There has been a cap on the amount of compensation available in the Pension Protection Fund and the Pensions Act 2014 increases this compensation cap for those who have more than 20 years’ service with an employer. It is expected that this change will be introduced from 6 April 2015.

Changes to Pension Protection Fund levy calculations

The Pension Protection Fund is making changes to its levy calculations from 2015/16 as part of its change of insolvency risk score provider from D&B to Experian. Although there are no changes to the amount of total levy that the Pension Protection Fund will expect to raise as a consequence of this, there will be some schemes that are required to pay higher levies as a result of the changes whilst others that will pay lower levies.

Defined Ambition and Collective Defined Contribution schemes

The Pensions Schemes Bill 2014, when finalised and enacted, will introduce shared risk schemes and collective schemes into UK legislation. As a consequence of this, there is the possibility that any employers wishing to make benefit changes may wish to utilise the new possibilities. Of these, the use of collective defined contribution schemes may be both the most frequent choice and the one which requires greatest change to our systems/processes. Collective defined contribution schemes pool risk between members and typically will target a stated level of retirement benefits. They would have different valuation and reporting requirements compared to defined benefit or defined contribution schemes.

Guaranteed Minimum Pension equalisation

In 2012, the Department for Work and Pensions published a consultation relating to the equalisation of benefits to reflect Guaranteed Minimum Pensions. The calculation of Guaranteed Minimum Pensions is inherently different between men and women but, since 17 May 1990, and differences in benefits paid from pension schemes for men and women are unlawful. As a consequence of the differing calculations of Guaranteed Minimum Pensions between males and females and the different increases that can apply to them, small differences in the benefits paid to men and women can arise. For many years, there had been significant doubt about whether equalisation of benefits to reflect these differences was required but the Department for Work and Pensions has indicated that GMP equalisation is required, although there remains doubt about how it would be done.
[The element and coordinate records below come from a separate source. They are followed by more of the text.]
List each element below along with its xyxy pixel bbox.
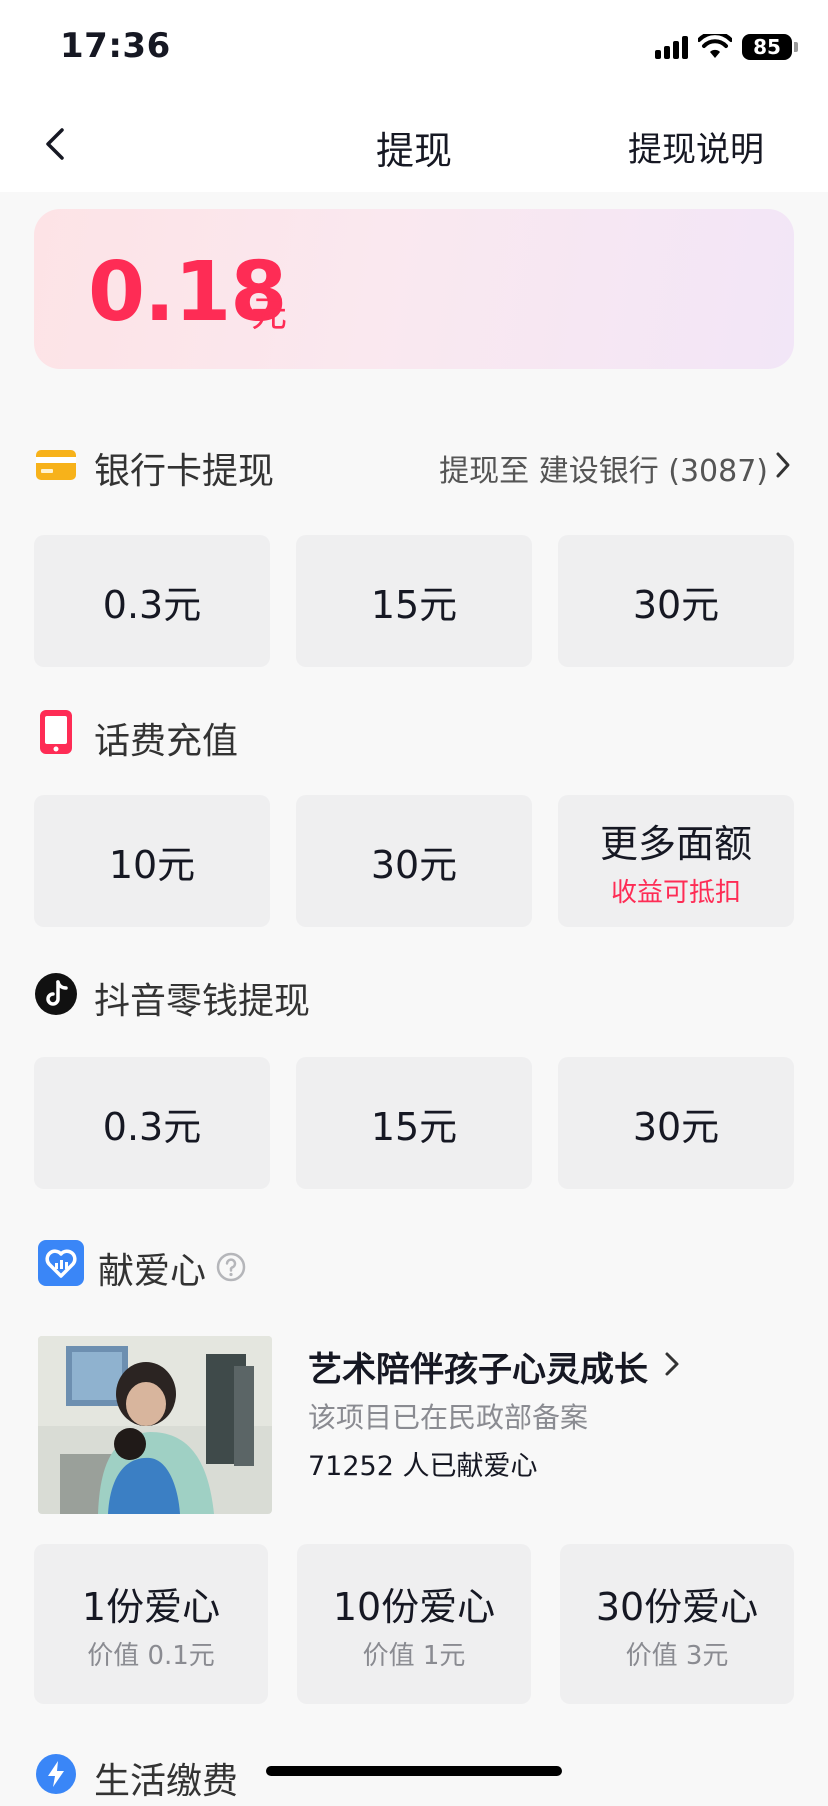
- phone-option-more[interactable]: 更多面额 收益可抵扣: [558, 795, 794, 927]
- option-label: 15元: [370, 582, 458, 627]
- cellular-signal-icon: [655, 35, 688, 59]
- option-sublabel: 价值 1元: [362, 1641, 466, 1671]
- option-label: 15元: [370, 1104, 458, 1149]
- charity-registration-note: 该项目已在民政部备案: [308, 1401, 589, 1434]
- battery-icon: 85: [742, 34, 798, 60]
- option-label: 30元: [632, 582, 720, 627]
- charity-project-card[interactable]: 艺术陪伴孩子心灵成长 该项目已在民政部备案 71252 人已献爱心: [38, 1336, 798, 1516]
- chevron-right-icon[interactable]: [772, 450, 794, 480]
- bank-option-2[interactable]: 30元: [558, 535, 794, 667]
- nav-bar: 提现 提现说明: [0, 96, 828, 192]
- douyin-option-2[interactable]: 30元: [558, 1057, 794, 1189]
- life-payment-section-header: 生活缴费: [34, 1746, 794, 1806]
- bank-section-header[interactable]: 银行卡提现 提现至 建设银行 (3087): [34, 436, 794, 496]
- option-label: 30元: [632, 1104, 720, 1149]
- douyin-option-0[interactable]: 0.3元: [34, 1057, 270, 1189]
- charity-option-0[interactable]: 1份爱心 价值 0.1元: [34, 1544, 268, 1704]
- bank-options: 0.3元 15元 30元: [34, 535, 794, 667]
- charity-options: 1份爱心 价值 0.1元 10份爱心 价值 1元 30份爱心 价值 3元: [34, 1544, 794, 1704]
- phone-section-header: 话费充值: [34, 706, 794, 766]
- bank-account-link[interactable]: 提现至 建设银行 (3087): [439, 446, 768, 490]
- bank-section-title: 银行卡提现: [94, 451, 275, 492]
- bank-card-icon: [36, 450, 76, 480]
- status-icons: 85: [655, 34, 798, 60]
- charity-option-1[interactable]: 10份爱心 价值 1元: [297, 1544, 531, 1704]
- charity-heart-icon: [38, 1240, 84, 1286]
- status-time: 17:36: [60, 26, 171, 66]
- life-payment-icon: [36, 1754, 76, 1794]
- douyin-option-1[interactable]: 15元: [296, 1057, 532, 1189]
- life-payment-section-title: 生活缴费: [94, 1761, 239, 1802]
- bank-option-1[interactable]: 15元: [296, 535, 532, 667]
- option-label: 0.3元: [102, 582, 202, 627]
- phone-icon: [40, 710, 72, 754]
- option-label: 0.3元: [102, 1104, 202, 1149]
- charity-section-header: 献爱心: [34, 1236, 794, 1296]
- withdraw-instructions-link[interactable]: 提现说明: [628, 122, 764, 171]
- balance-card: 0.18 元: [34, 209, 794, 369]
- charity-project-title: 艺术陪伴孩子心灵成长: [308, 1350, 648, 1390]
- phone-option-1[interactable]: 30元: [296, 795, 532, 927]
- douyin-options: 0.3元 15元 30元: [34, 1057, 794, 1189]
- option-label: 1份爱心: [81, 1585, 221, 1629]
- charity-option-2[interactable]: 30份爱心 价值 3元: [560, 1544, 794, 1704]
- douyin-section-header: 抖音零钱提现: [34, 966, 794, 1026]
- charity-donor-count: 71252 人已献爱心: [308, 1451, 538, 1482]
- option-label: 10元: [108, 842, 196, 887]
- phone-options: 10元 30元 更多面额 收益可抵扣: [34, 795, 794, 927]
- option-sublabel: 收益可抵扣: [610, 878, 741, 908]
- douyin-logo-icon: [35, 973, 77, 1015]
- douyin-section-title: 抖音零钱提现: [94, 981, 311, 1022]
- option-sublabel: 价值 3元: [625, 1641, 729, 1671]
- chevron-right-icon: [665, 1352, 679, 1376]
- option-label: 30元: [370, 842, 458, 887]
- phone-section-title: 话费充值: [94, 721, 239, 762]
- charity-section-title: 献爱心: [98, 1251, 207, 1292]
- option-sublabel: 价值 0.1元: [87, 1641, 215, 1671]
- balance-unit: 元: [251, 294, 288, 335]
- status-bar: 17:36 85: [0, 0, 828, 96]
- bank-option-0[interactable]: 0.3元: [34, 535, 270, 667]
- help-icon[interactable]: [216, 1252, 246, 1282]
- option-label: 10份爱心: [332, 1585, 496, 1629]
- option-label: 更多面额: [599, 822, 752, 866]
- wifi-icon: [698, 34, 732, 58]
- home-indicator: [266, 1766, 562, 1776]
- charity-project-image: [38, 1336, 272, 1514]
- option-label: 30份爱心: [595, 1585, 759, 1629]
- phone-option-0[interactable]: 10元: [34, 795, 270, 927]
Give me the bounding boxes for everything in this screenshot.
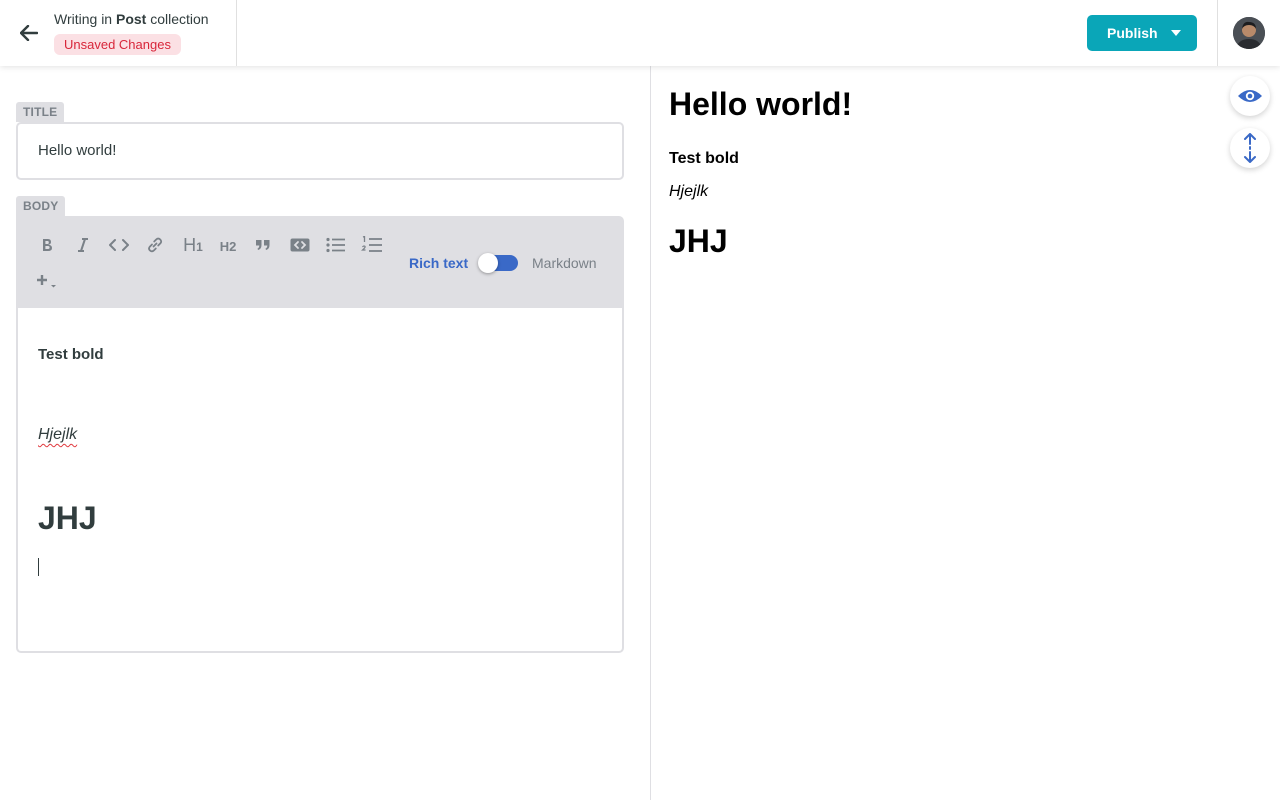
header-divider [236, 0, 237, 66]
preview-italic-paragraph: Hjejlk [669, 183, 709, 200]
quote-button[interactable] [249, 231, 277, 259]
body-heading[interactable]: JHJ [38, 500, 97, 537]
sync-scroll-icon [1244, 133, 1256, 163]
body-bold-paragraph[interactable]: Test bold [38, 346, 104, 363]
title-label: TITLE [16, 102, 65, 122]
title-value[interactable]: Hello world! [38, 142, 116, 159]
add-component-button[interactable] [33, 267, 61, 295]
editor-mode-toggle[interactable] [478, 253, 518, 273]
caret-down-icon[interactable] [1171, 30, 1181, 36]
link-icon [148, 237, 163, 253]
link-button[interactable] [141, 231, 169, 259]
bulleted-list-icon [326, 237, 345, 253]
code-button[interactable] [105, 231, 133, 259]
toggle-preview-button[interactable] [1230, 76, 1270, 116]
bulleted-list-button[interactable] [322, 231, 350, 259]
heading-two-icon: H2 [220, 239, 237, 254]
toggle-knob [478, 253, 498, 273]
heading-one-sub: 1 [196, 239, 203, 254]
quote-icon [256, 240, 270, 250]
heading-two-letter: H [219, 238, 230, 254]
breadcrumb-prefix: Writing in [54, 11, 113, 27]
sync-scroll-button[interactable] [1230, 128, 1270, 168]
heading-one-letter: H [183, 234, 197, 255]
header-divider [1217, 0, 1218, 66]
title-field[interactable]: Hello world! [16, 122, 624, 180]
user-avatar-icon [1233, 17, 1265, 49]
status-badge: Unsaved Changes [54, 34, 181, 55]
body-label: BODY [16, 196, 66, 216]
italic-button[interactable] [69, 231, 97, 259]
app-header: Writing in Post collection Unsaved Chang… [0, 0, 1280, 66]
heading-one-icon: H1 [183, 235, 203, 256]
eye-icon [1238, 90, 1262, 102]
markdown-mode-label[interactable]: Markdown [532, 255, 597, 271]
heading-two-button[interactable]: H2 [214, 232, 242, 260]
text-cursor [38, 558, 39, 576]
preview-title: Hello world! [669, 86, 853, 122]
bold-button[interactable] [33, 231, 61, 259]
heading-one-button[interactable]: H1 [177, 231, 209, 259]
numbered-list-button[interactable] [358, 231, 386, 259]
preview-heading: JHJ [669, 223, 728, 259]
heading-two-sub: 2 [229, 238, 237, 254]
breadcrumb: Writing in Post collection [54, 11, 209, 27]
breadcrumb-suffix: collection [150, 11, 209, 27]
add-component-icon [37, 275, 56, 288]
body-editor[interactable] [16, 308, 624, 653]
code-block-button[interactable] [286, 231, 314, 259]
body-italic-paragraph[interactable]: Hjejlk [38, 426, 77, 444]
publish-label: Publish [1107, 25, 1158, 41]
back-button[interactable] [14, 19, 44, 47]
italic-icon [78, 238, 88, 252]
avatar[interactable] [1233, 17, 1265, 49]
code-block-icon [290, 238, 310, 252]
bold-icon [43, 239, 52, 251]
collection-name: Post [115, 11, 147, 27]
numbered-list-icon [361, 236, 382, 252]
arrow-left-icon [20, 25, 38, 41]
rich-text-mode-label[interactable]: Rich text [409, 255, 468, 271]
preview-bold-paragraph: Test bold [669, 150, 739, 167]
code-icon [109, 239, 129, 251]
preview-pane [651, 66, 1280, 800]
publish-button[interactable]: Publish [1087, 15, 1197, 51]
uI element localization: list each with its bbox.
At some stage, we can expect a response to the 2012 consultation. The consequence of this may be that a Guaranteed Minimum Pension equalisation exercise needs to be undertaken by schemes.

Revisions to the IORP Directive

A draft of a revised Directive for “institutions for occupational retirement provision” (the IORP Directive) was published by the European Commission on 27 March 2014. The IORP Directive governs the activities of occupational pension schemes within the European Union.

The proposals, which are still subject to changes as they start to get considered at European Parliament level, are expected to introduce new governance, risk-management, and member-communication obligations. However, the details relating to these are unknown, especially as: it is likely that changes to the IORP Directive may be made as it progresses through European Parliament; and how the Directive is then interpreted in the context of UK legislation.

It is expected that the provisions of the new IORP Directive will need to be implemented by EU Member States by 31 December 2016.